Or just to anyone attracted to the same gender- in the past ever had some type of attraction to the opposite sex before realizing you were gay/lesbian? Any type of attraction, like brief crushes (real or fictional or celebrity or anything) or even a few fantasies about the opposite sex before realizing it wasn't what you wanted and that those feelings were different than the feelings you get for the same gender/sex? It's hard to phrase it, but I think you understand what I mean Or even after realizing you are gay/lesbian, any times where you occasionally do feel some type of attraction to the opposite sex/gender? Just wondering Obviously I think for bisexuals with or without gender preference it's different, but any insight would be great (*hug*)
I can tell if a guy is handsome or if a guy was kind to me I dated him and thought I liked him , I would even take a bum on the street if they were nice to me to prove I'm not shallow . I did like two guys once because they were handsome but our relationship was so platonic never really fantasized about kissing them or dating them .Just wanted to see if I can get them to like me after that I really wouldn't know what to do with them . hope this makes sense The only Male celebrity I liked was Nick Cater from the backstreet boys he's a very handsome man, I always thought if I dated him I could boast to people that he was my boyfriend and say I'm dating a celeb I tried to fantasize about him but it really didn't last long I would get bored , it's like it kinda never took and it was very forced . Hope this helps
Well I have been attracted to the opposite sex, but it's because I crave an emotional connection and any opportunity I get to have that emotional connection I take it, but it's never in the sense of oh "I want to date you" it's more of a "you seem like a good friend I want you around me because you seem like a wonderful supportive and full filing individual" I know haha I'm weird but that's just how I feel
I've always had a relatively strong attraction towards the opposite sex, and it often used to confuse me.
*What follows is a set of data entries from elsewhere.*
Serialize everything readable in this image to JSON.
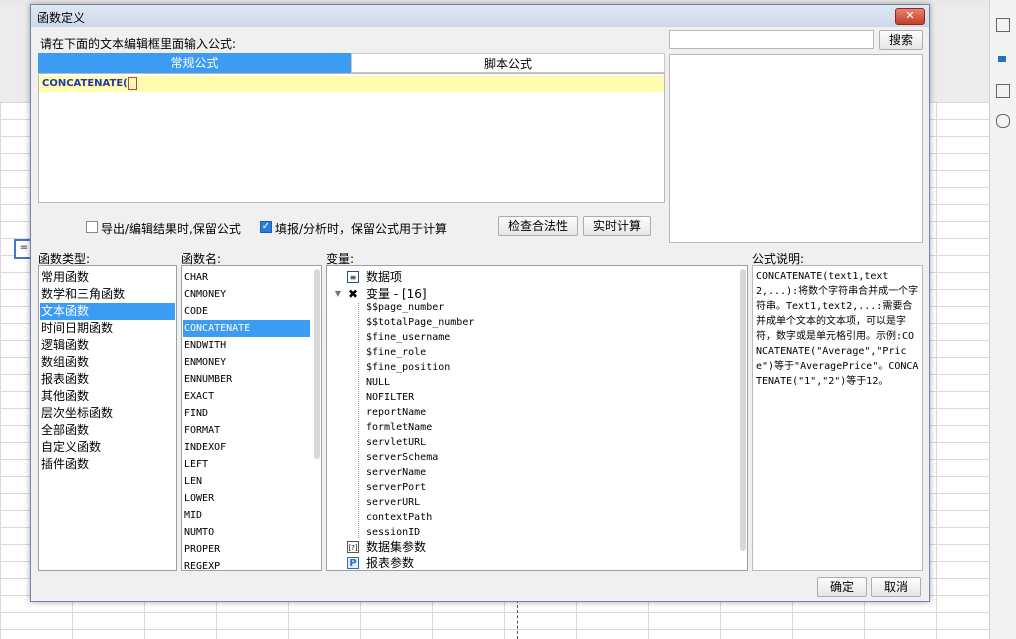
{
  "dialog": {
    "title": "函数定义",
    "close_label": "✕",
    "prompt": "请在下面的文本编辑框里面输入公式:",
    "tabs": [
      "常规公式",
      "脚本公式"
    ],
    "editor_text": "CONCATENATE(",
    "search_placeholder": "",
    "search_label": "搜索",
    "checkbox_export": "导出/编辑结果时,保留公式",
    "checkbox_fill": "填报/分析时，保留公式用于计算",
    "check_validity": "检查合法性",
    "realtime_calc": "实时计算",
    "ok": "确定",
    "cancel": "取消"
  },
  "categories": {
    "label": "函数类型:",
    "items": [
      "常用函数",
      "数学和三角函数",
      "文本函数",
      "时间日期函数",
      "逻辑函数",
      "数组函数",
      "报表函数",
      "其他函数",
      "层次坐标函数",
      "全部函数",
      "自定义函数",
      "插件函数"
    ],
    "selected": 2
  },
  "functions": {
    "label": "函数名:",
    "items": [
      "CHAR",
      "CNMONEY",
      "CODE",
      "CONCATENATE",
      "ENDWITH",
      "ENMONEY",
      "ENNUMBER",
      "EXACT",
      "FIND",
      "FORMAT",
      "INDEXOF",
      "LEFT",
      "LEN",
      "LOWER",
      "MID",
      "NUMTO",
      "PROPER",
      "REGEXP"
    ],
    "selected": 3
  },
  "variables": {
    "label": "变量:",
    "data_item": "数据项",
    "var_group": "变量 - [16]",
    "var_items": [
      "$$page_number",
      "$$totalPage_number",
      "$fine_username",
      "$fine_role",
      "$fine_position",
      "NULL",
      "NOFILTER",
      "reportName",
      "formletName",
      "servletURL",
      "serverSchema",
      "serverName",
      "serverPort",
      "serverURL",
      "contextPath",
      "sessionID"
    ],
    "dataset_params": "数据集参数",
    "report_params": "报表参数"
  },
  "explanation": {
    "label": "公式说明:",
    "text": "CONCATENATE(text1,text2,...):将数个字符串合并成一个字符串。Text1,text2,...:需要合并成单个文本的文本项，可以是字符，数字或是单元格引用。示例:CONCATENATE(\"Average\",\"Price\")等于\"AveragePrice\"。CONCATENATE(\"1\",\"2\")等于12。"
  },
  "background": {
    "cell_marker": "="
  }
}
But later I realized that my attraction towards girls was purely sexual. While my attraction towards guys was both sexual and emotional.
I had a celebrity crush on Robert Pattinson and sometimes I can feel some kind of physical attraction towards men, but that's nothing compared to what I feel toward women. Also I don't have the desire to be or do any sexual thing with guys.
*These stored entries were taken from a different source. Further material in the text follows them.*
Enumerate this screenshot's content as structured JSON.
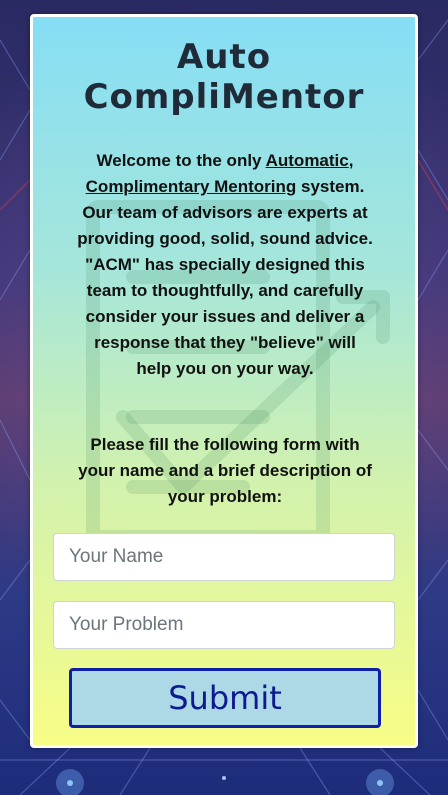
{
  "app": {
    "title_line1": "Auto",
    "title_line2": "CompliMentor"
  },
  "intro": {
    "part1": "Welcome to the only ",
    "link1": "Automatic",
    "part2": ", ",
    "link2": "Complimentary Mentoring",
    "part3": " system. Our team of advisors are experts at providing good, solid, sound advice. \"ACM\" has specially designed this team to thoughtfully, and carefully consider your issues and deliver a response that they \"believe\" will help you on your way."
  },
  "instructions": "Please fill the following form with your name and a brief description of your problem:",
  "form": {
    "name_placeholder": "Your Name",
    "name_value": "",
    "problem_placeholder": "Your Problem",
    "problem_value": "",
    "submit_label": "Submit"
  },
  "icons": {
    "background": "network-lines-graphic",
    "watermark": "checklist-icon"
  },
  "colors": {
    "card_top": "#86def5",
    "card_bottom": "#f8fd86",
    "button_bg": "#add8e6",
    "button_border": "#0e1fa8",
    "title_text": "#1f2b38"
  }
}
When I was 12, a girl told me she liked me online and I was shaking, the same way I would if a guy told me now. We were girlfriend/boyfriend for a few days and in those days, I felt into it. I didn't question my sexuality then I suppose.
There has probably only been one guy I was actually attracted to (not just "he looks nice" but actually attracted to) and that confused me a lot because it never happens, it's always girls. Then again the thought of doing anything more than kissing or holding hands with him is not exactly appealing to me lol...it's complicated but it's kind of like "if for some reason I HAD to marry a guy, I'd be ok with him". So I guess it's more romantic/emotional attraction over sexual attraction. Eh
I actually dated guys before but it was never really attraction, it was more like 'They asked me and they're a really good friend' or 'I feel like I can learn something from dating this individual'.
Hot and nerdy. She's just so adorable :icon_redf . To answer mackenziesr's question, I'm still not absolutely confident "lesbian" is the best label for me, but yes I have had romantic attractions to males. I have had a few guy crushes, though I think a couple were sort of forced one of them felt totally genuine. I also crush on Oz from Buffy, haha. Very occasionally I find a guy sexually attractive, but it's so rare and so minimal compared to what I feel for women that I'm more inclined to say I'm gay rather than bi. Generally speaking even if I find a guy attractive I still don't usually want to do anything physical with him. Sexuality is a spectrum, some people fall very firmly on one side or the other, but many of us are a little in between somewhere.
It's common. I've never had a boyfriend or done anything physical with a guy, but I remember attractions and crushes back when I was young. I think It's just social conditioning.
I think so too that it's social conditioning society tries to brain wash everyone to think their straight not saying their aren't any straight people but those of us who aren't straight definitely got conditioned .
"Anyone who is gay/lesbian have/had occasional opposite sex attraction?" Not really, no, that's the definition of being gay I've admired girls sure, if they take good care of their appearance for example, but nothing that could be called an attraction at all.
Do you know I did, but I have none anymore. Fully signed up gay now. I knew I always liked guys by a measure as much as....................................................................................................this so I did label early on I was "Gay". Easier that way too. I didn't ever have "those" feelings for a girl, even trying to get off on straight porn was difficult and any success wasn't female based. I did think I liked this older female in my college class (Shes 27), but then I did the "Would I want to measure....Wake up beside her, put my dick inside her..." And back to normal. I admire female fashion, and style, and a good body but above that, no. Disco pants are hot. I like shiny things.
Yeah, I used to like the idea of being with a girl, especially if she was pretty. But note that I'd consider girls to be 'pretty' or 'good looking' and never 'hot' or 'smoking.' Also if a girl showed any interest in me, then I would reciprocate it. But for all that, I've only ever had one straight relationship and it was a shambles.